Linear Mixed Effects Regression

#1
Hello,

Please can anyone help me with the above topic. I'm using SAS and am unsure on how to program this. I think that a PROC MIXED is to be used, however, I am unsure about what output is of interest and how to interpret the results. :confused: Any help would be greatly appreciated.

Many thanks,
Lisa

:)
 

Dason

Ambassador to the humans
#2
... why don't you explain what you're trying to do. Mixed models is a very general subject. Proc mixed is one way to fit a mixed model (but not the only way).
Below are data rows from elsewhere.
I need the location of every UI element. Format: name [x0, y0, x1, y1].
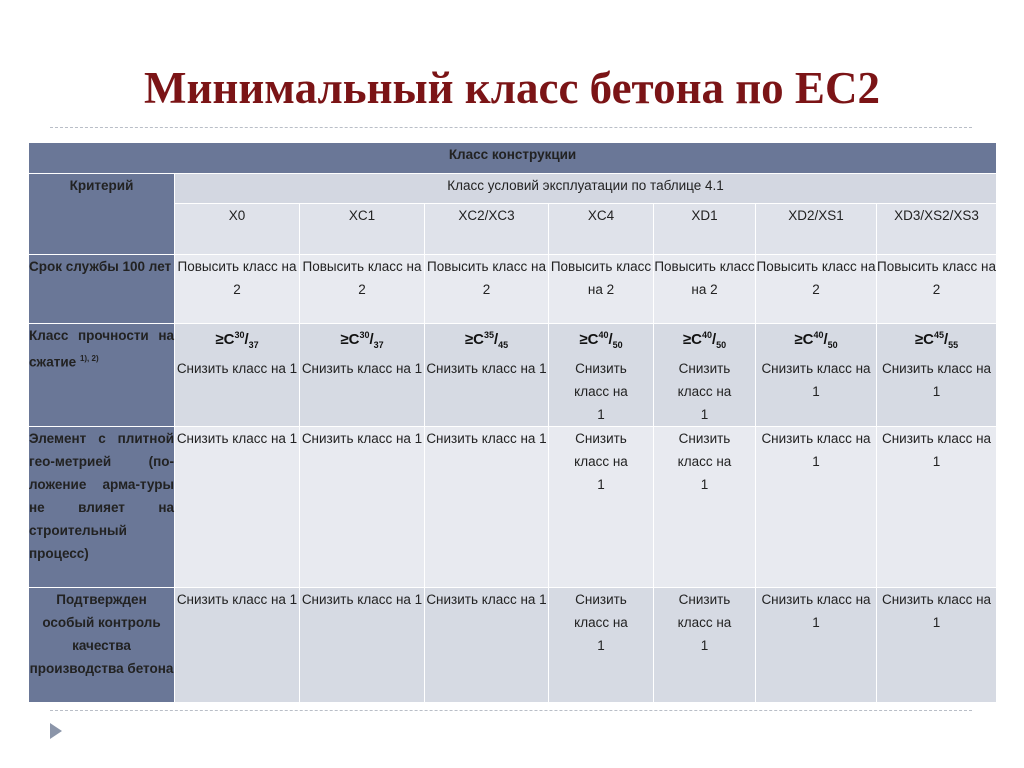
row-label-strength-class	[29, 324, 175, 427]
required-class: $\ge C^{40}/_{50}$	[579, 330, 623, 350]
cell-text: Снизить класс на 1	[176, 361, 298, 376]
exposure-classes-row	[29, 204, 997, 255]
page-title: Минимальный класс бетона по EC2	[144, 63, 880, 113]
triangle-bullet-icon	[50, 723, 62, 739]
class-x0: X0	[175, 204, 300, 255]
table-header-row	[29, 143, 997, 174]
table-cell: Снизить класс на 1	[877, 588, 997, 703]
table-cell: Снизить класс на 1	[654, 427, 756, 588]
required-class: $\ge C^{30}/_{37}$	[340, 330, 384, 350]
criteria-header: Критерий	[29, 174, 175, 255]
table-cell	[877, 324, 997, 427]
cell-text: Снизить класс на 1	[301, 361, 423, 376]
top-divider	[50, 127, 972, 128]
table-cell: Снизить класс на 1	[175, 427, 300, 588]
required-class: $\ge C^{30}/_{37}$	[215, 330, 259, 350]
cell-text: Снизить класс на 1	[881, 361, 992, 399]
table-row	[29, 324, 997, 427]
table-cell	[549, 324, 654, 427]
table-cell	[756, 324, 877, 427]
exposure-header-row	[29, 174, 997, 204]
exposure-class-header: Класс условий эксплуатации по таблице 4.1	[175, 174, 997, 204]
footnote-ref: 1), 2)	[79, 354, 99, 363]
row-label-service-life: Срок службы 100 лет	[29, 255, 175, 324]
table-cell: Повысить класс на 2	[877, 255, 997, 324]
class-xd3-xs2-xs3: XD3/XS2/XS3	[877, 204, 997, 255]
table-cell: Снизить класс на 1	[877, 427, 997, 588]
required-class: $\ge C^{40}/_{50}$	[682, 330, 727, 350]
row-label-quality-control: Подтвержден особый контроль качества производства бетона	[29, 588, 175, 703]
table-cell: Повысить класс на 2	[425, 255, 549, 324]
table-cell: Снизить класс на 1	[175, 588, 300, 703]
cell-text: Снизить класс на 1	[426, 361, 547, 376]
table-cell	[175, 324, 300, 427]
concrete-class-table	[28, 142, 997, 703]
class-xd2-xs1: XD2/XS1	[756, 204, 877, 255]
table-row	[29, 427, 997, 588]
row-label-slab-geometry: Элемент с плитной гео-метрией (по-ложение арма-туры не влияет на строительный процесс)	[29, 427, 175, 588]
table-cell: Снизить класс на 1	[425, 588, 549, 703]
table-cell: Повысить класс на 2	[549, 255, 654, 324]
row-label-strength-text: Класс прочности на сжатие	[29, 328, 174, 370]
class-xc4: XC4	[549, 204, 654, 255]
required-class: $\ge C^{45}/_{55}$	[914, 330, 959, 350]
cell-text: Снизить класс на 1	[761, 361, 871, 399]
table-cell: Снизить класс на 1	[300, 588, 425, 703]
table-cell: Снизить класс на 1	[300, 427, 425, 588]
table-cell: Снизить класс на 1	[549, 427, 654, 588]
table-cell: Повысить класс на 2	[654, 255, 756, 324]
table-cell: Снизить класс на 1	[549, 588, 654, 703]
table-cell	[425, 324, 549, 427]
table-cell: Снизить класс на 1	[654, 588, 756, 703]
cell-text: Снизить класс на 1	[677, 361, 732, 422]
table-cell: Повысить класс на 2	[300, 255, 425, 324]
class-xd1: XD1	[654, 204, 756, 255]
table-cell: Снизить класс на 1	[425, 427, 549, 588]
table-cell: Снизить класс на 1	[756, 588, 877, 703]
cell-text: Снизить класс на 1	[574, 361, 628, 422]
table-cell: Повысить класс на 2	[756, 255, 877, 324]
table-cell	[654, 324, 756, 427]
class-xc2-xc3: XC2/XC3	[425, 204, 549, 255]
required-class: $\ge C^{35}/_{45}$	[464, 330, 509, 350]
required-class: $\ge C^{40}/_{50}$	[794, 330, 838, 350]
bottom-divider	[50, 710, 972, 711]
class-xc1: XC1	[300, 204, 425, 255]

What output are you talking about? You really need to be more specific for us to be any help at all.
 
#3
Sorry for the brief post. I'm working on clinical trials data and have been asked to produce a linear mixed effects regression model on some data in which the parameter of interest is on a change in the pharmacokinetic measurement of the patient. Fixed effects are to be the treatment group, baseline pharmacokinetic measurement of the patient, random effect is the patient. I am using PROC MIXED in SAS as I researched on the internet and found a paper that advises to use this. I unsure of what options I should be putting into the PROC MIXED and wonder which parts of the output would be considered important and how to interpret it. I'm still experimenting. I've searched on the internet on this regression method and can find so little on it.:shakehead
 

Mean Joe

TS Contributor
#4
Well this may be a little late to help sasa81, but I just read this post.

Try syntax like:
proc mixed;
model y = treatment;
random patient;
lsmeans treatment;
run;

Try checking the SAS help, example 56.3. It's also available on the web: http://support.sas.com/documentation/cdl/en/statug/63347/HTML/default/viewer.htm#statug_mixed_sect035.htm

This example does some extra stuff with parms...but it explains the output in some detail.

I don't use PROC MIXED myself. But at a glance, it looks like "Estimated Covariance Parameters", the last columns of "(Solutions of) Mixed Model Equations", "Test of Fixed Effects", "Least Squares Means for Treatment Effect" have the good stuff; the other ones you can take a cursory glance, for any other info.

To get all these tables, you'll have to add the options to the proc statement:
proc mixed asycov mmeq mmeqsol covtest;
 

Link

Ninja say what!?!
#5
If the observations are individual patients, I would change the syntax from mean joe to say:
proc mixed;
class patient;
model y = treatment;
random int / type="type of correlation" sub=patient;
lsmeans treatment;
run;
 
#6
Thank you for your replies, I haven't been logging on to this site as I'm so busy working on other projects. I am back on this project so I will test them as suggested. Thanks again!